The firm’s recent guidance update indicates an expected increase in Orladeyo revenue for the fiscal year 2025, with projections now ranging between $535 million and $550 million, up from the previous forecast of $515 million to $535 million. This revision suggests a year-over-year growth of 24% at the midpoint, following a 34% growth in the same product’s revenue in the previous year. InvestingPro data shows the company’s strong revenue momentum, with a nearly 30% growth in the last twelve months and an impressive five-year revenue CAGR of 74%.

Management’s updated outlook also includes a total revenue forecast for fiscal year 2025, which is set to hit between $560 million and $575 million, marking an approximate 26% growth year-over-year at the midpoint. These figures are adjusted from the prior guidance of $540 million to $560 million.

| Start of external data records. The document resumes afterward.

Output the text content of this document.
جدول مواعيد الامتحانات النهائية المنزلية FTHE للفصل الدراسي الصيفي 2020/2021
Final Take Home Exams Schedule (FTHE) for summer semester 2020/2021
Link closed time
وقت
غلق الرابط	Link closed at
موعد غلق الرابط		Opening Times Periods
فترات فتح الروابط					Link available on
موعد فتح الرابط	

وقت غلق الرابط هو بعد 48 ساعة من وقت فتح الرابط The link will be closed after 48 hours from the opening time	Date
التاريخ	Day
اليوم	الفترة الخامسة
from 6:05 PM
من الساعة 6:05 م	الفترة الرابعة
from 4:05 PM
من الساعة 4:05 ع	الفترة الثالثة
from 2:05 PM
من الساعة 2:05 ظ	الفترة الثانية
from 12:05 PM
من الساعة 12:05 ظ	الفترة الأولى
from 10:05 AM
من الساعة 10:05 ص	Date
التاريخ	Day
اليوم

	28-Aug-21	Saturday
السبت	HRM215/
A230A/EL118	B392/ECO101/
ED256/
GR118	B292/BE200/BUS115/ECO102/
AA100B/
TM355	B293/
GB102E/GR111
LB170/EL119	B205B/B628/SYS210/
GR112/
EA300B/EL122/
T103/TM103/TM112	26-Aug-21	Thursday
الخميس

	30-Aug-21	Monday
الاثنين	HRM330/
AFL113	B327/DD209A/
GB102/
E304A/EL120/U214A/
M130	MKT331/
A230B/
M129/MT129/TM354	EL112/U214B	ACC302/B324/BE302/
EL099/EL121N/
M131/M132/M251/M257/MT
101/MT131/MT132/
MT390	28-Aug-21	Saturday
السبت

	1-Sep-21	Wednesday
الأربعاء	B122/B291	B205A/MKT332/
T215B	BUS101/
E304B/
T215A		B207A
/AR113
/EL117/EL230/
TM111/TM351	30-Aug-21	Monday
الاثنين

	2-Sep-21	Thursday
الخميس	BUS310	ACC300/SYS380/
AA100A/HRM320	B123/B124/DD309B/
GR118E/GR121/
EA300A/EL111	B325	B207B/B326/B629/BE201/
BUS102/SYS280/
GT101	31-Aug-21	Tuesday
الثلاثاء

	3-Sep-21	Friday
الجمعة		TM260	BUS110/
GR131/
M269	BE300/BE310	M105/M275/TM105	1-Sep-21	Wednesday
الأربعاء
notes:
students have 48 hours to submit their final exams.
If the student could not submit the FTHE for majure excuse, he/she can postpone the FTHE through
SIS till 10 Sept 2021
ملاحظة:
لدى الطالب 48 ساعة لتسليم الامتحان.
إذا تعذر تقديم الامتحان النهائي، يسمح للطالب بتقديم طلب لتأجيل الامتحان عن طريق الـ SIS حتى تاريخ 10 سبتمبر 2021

The higher revenue expectations for Orladeyo are anticipated to bring some increase in expenses, primarily in the costs of goods sold (COGS), distribution costs, and incentive compensation. However, the company has reiterated its non-GAAP operating expense (OpEx) guidance for 2025, which remains at $425 million to $435 million, with the anticipated expense increases accounted for at the higher end of the range.

JPMorgan highlights that the revised guidance supports a clear path to profitability for BioCryst and establishes a solid foundation for the company to achieve a 3-year compound annual growth rate (CAGR) of approximately 20%, which is higher than JPMorgan’s estimated CAGR of around 15% from 2024 to 2027.

In the upcoming earnings call, JPMorgan intends to seek further details on the assumptions behind the guidance update, as well as insights into quarterly or seasonal dynamics and expectations regarding competitive dynamics in the hereditary angioedema (HAE) market over time. The firm also notes that with a sustainable financial base and the potential for continued growth of Orladeyo, BioCryst is increasingly well-positioned, especially as its early-stage pipeline begins to deliver de-risking data later in the year.

In other recent news, BioCryst Pharmaceuticals announced its financial outlook for 2025, projecting net revenue for its drug Orladeyo to be between $515 million and $535 million. The company also revealed preliminary unaudited figures for 2024, with Orladeyo net revenue reaching $437 million, a 34% increase from the previous year. In Portugal, Orladeyo received a recommendation from Infarmed for the routine prevention of hereditary angioedema (HAE) attacks in patients aged 12 and older, marking a significant milestone for BioCryst in the region. JMP Securities maintained its Market Outperform rating on BioCryst, with a price target of $18, citing the drug’s growing market adoption and potential to reach peak U.S. sales of $800 million. Evercore ISI analyst Liisa Bayko increased the stock’s price target to $12, noting BioCryst’s strong performance and confidence in the company’s financial trajectory. The analyst suggested that the 2025 revenue guidance for Orladeyo might be understated, anticipating revenue could reach $549 million. BioCryst is preparing to submit a new drug application for Orladeyo granules for children up to age 12, which could expand its market. The company’s operating expenses for 2025 are projected between $485 million and $495 million, with expectations of approaching EPS profitability and positive cash flow in the second half of 2025.